I am trying to use the GEE package in R to fit a GEE model to some clinical trial data. The model fits fine using independent, or exchangeable correlation structures. I'm trying to use an AR-1 structure as follows:
eff.gee.ar <- gee(cluster_severity ~ logtime + cluster + cluster*logtime, corstr = "AR-M", Mv = 1, id = ID, data=ral2)
but this is causing the following error message:
Error in gee(cluster_severity ~ logtime + cluster + cluster * logtime, : VC_GEE_covlag: arg has > MAX_COVLAG rows
The data are sensitive so I cannot share them, but here is the head() view, to give you an idea of how they are arranged. They are sorted so that the cluster (ID) is always contiguous (as instructed in the GEE package).
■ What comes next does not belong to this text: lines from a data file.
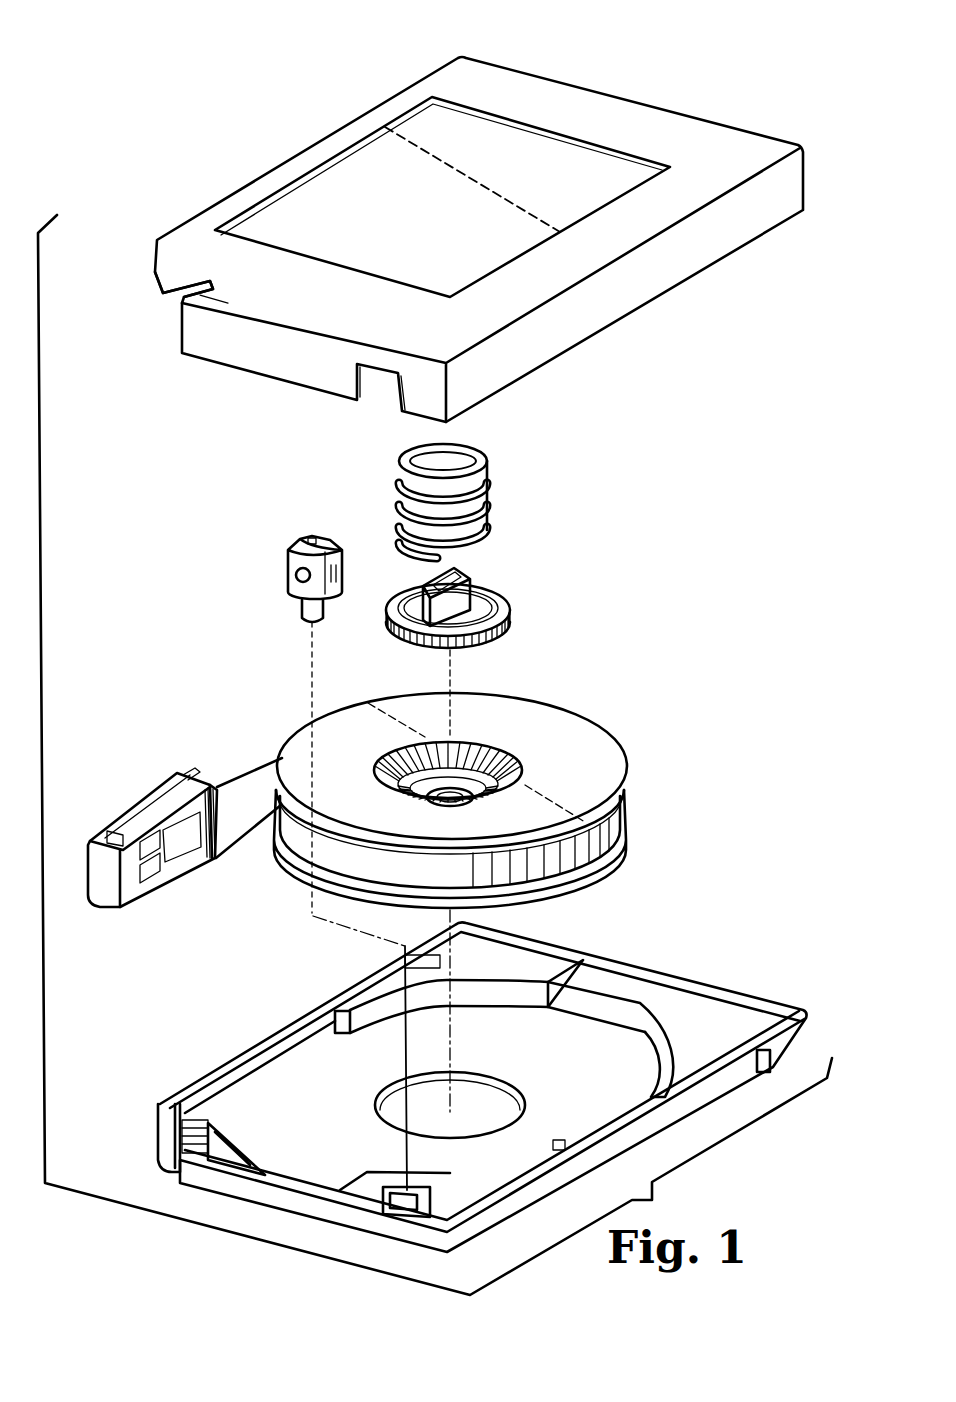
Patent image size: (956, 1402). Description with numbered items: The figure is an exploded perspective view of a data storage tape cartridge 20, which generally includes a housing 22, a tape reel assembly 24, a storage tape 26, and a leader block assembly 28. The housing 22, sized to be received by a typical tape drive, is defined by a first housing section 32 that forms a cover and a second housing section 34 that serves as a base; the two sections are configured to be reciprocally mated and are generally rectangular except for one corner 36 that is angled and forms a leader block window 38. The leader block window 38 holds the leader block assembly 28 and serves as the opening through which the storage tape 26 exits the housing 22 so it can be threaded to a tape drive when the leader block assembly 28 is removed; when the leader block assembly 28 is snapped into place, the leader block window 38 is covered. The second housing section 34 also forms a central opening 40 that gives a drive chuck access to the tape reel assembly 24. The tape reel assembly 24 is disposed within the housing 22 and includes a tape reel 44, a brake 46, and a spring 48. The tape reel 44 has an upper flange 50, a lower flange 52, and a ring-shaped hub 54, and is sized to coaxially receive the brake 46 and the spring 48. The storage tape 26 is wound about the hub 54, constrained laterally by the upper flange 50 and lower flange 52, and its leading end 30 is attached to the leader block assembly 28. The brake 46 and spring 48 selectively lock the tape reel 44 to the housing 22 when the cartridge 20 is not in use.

The data storage tape cartridge 20 is at (766, 72).
The housing 22 is at (768, 120).
The tape reel assembly 24 is at (572, 572).
The storage tape 26 is at (240, 779).
The leader block assembly 28 is at (114, 813).
The leading end 30 is at (213, 787).
The first housing section 32 is at (585, 80).
The second housing section 34 is at (729, 967).
The corner 36 is at (154, 268).
The leader block window 38 is at (155, 1150).
The central opening 40 is at (493, 1083).
The tape reel 44 is at (586, 710).
The brake 46 is at (518, 621).
The spring 48 is at (500, 492).
The upper flange 50 is at (605, 762).
The lower flange 52 is at (622, 815).
The hub 54 is at (477, 757).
There are ~70k rows to the ral2 data frame.
> head(ral2, n=20) ID WEEK cluster cluster_severity logtime 1 1 0 cluster1 2.0000000 0.000000 2 1 0 cluster2 0.7500000 0.000000 3 1 0 cluster3 1.5000000 0.000000 4 1 0 cluster4 2.3333333 0.000000 5 1 2 cluster1 1.4000000 1.098612 6 1 2 cluster2 0.0000000 1.098612 7 1 2 cluster3 1.0000000 1.098612 8 1 2 cluster4 2.3333333 1.098612 9 1 4 cluster1 0.2000000 1.609438 10 1 4 cluster2 0.0000000 1.609438 11 1 4 cluster3 0.7500000 1.609438 12 1 4 cluster4 3.0000000 1.609438 13 1 6 cluster1 0.4000000 1.945910 14 1 6 cluster2 0.0000000 1.945910 15 1 6 cluster3 0.5000000 1.945910 16 1 6 cluster4 2.0000000 1.945910 17 2 0 cluster1 1.8000000 0.000000 18 2 0 cluster2 0.2500000 0.000000 19 2 0 cluster3 0.7500000 0.000000 20 2 0 cluster4 0.6666667 0.000000
Any advice or illumination regarding this error message would be greatly appreciated. Google only returns 6 results for the error message :(.
My only intuition so far is that the AR-1 structure cannot be fit to individuals for whom there is only one data point (e.g. subjectID == 2 in the above illustration), although for some reason I expected that a GEE would be fine with this missingness.
On a related note, is it true that GEE's are robust to mis-specification of the correlation structure anyway? This seems to be word on the street, but I haven't found citations for/against this view.
Thanks in advance to any GEE-ers.
Best Answer
Apparently GEEs are a lonely topic in crossvalidated these days 🙁
I think the AR-M structure didn't work because there was high correlation between some of the random effects in the model. I fixed it by trying harder to model the data in a mixed-effects regression framework with an appropriate random effects setup.
I still haven't seen any definitive answer on mis-specification of the correlation structure in GEEs, but in my experience it doesn't seem to affect fixed effects estimates much (usually the same to 3.s.f). Perhaps it is more of an issue in smaller datasets, this one is reasonably large.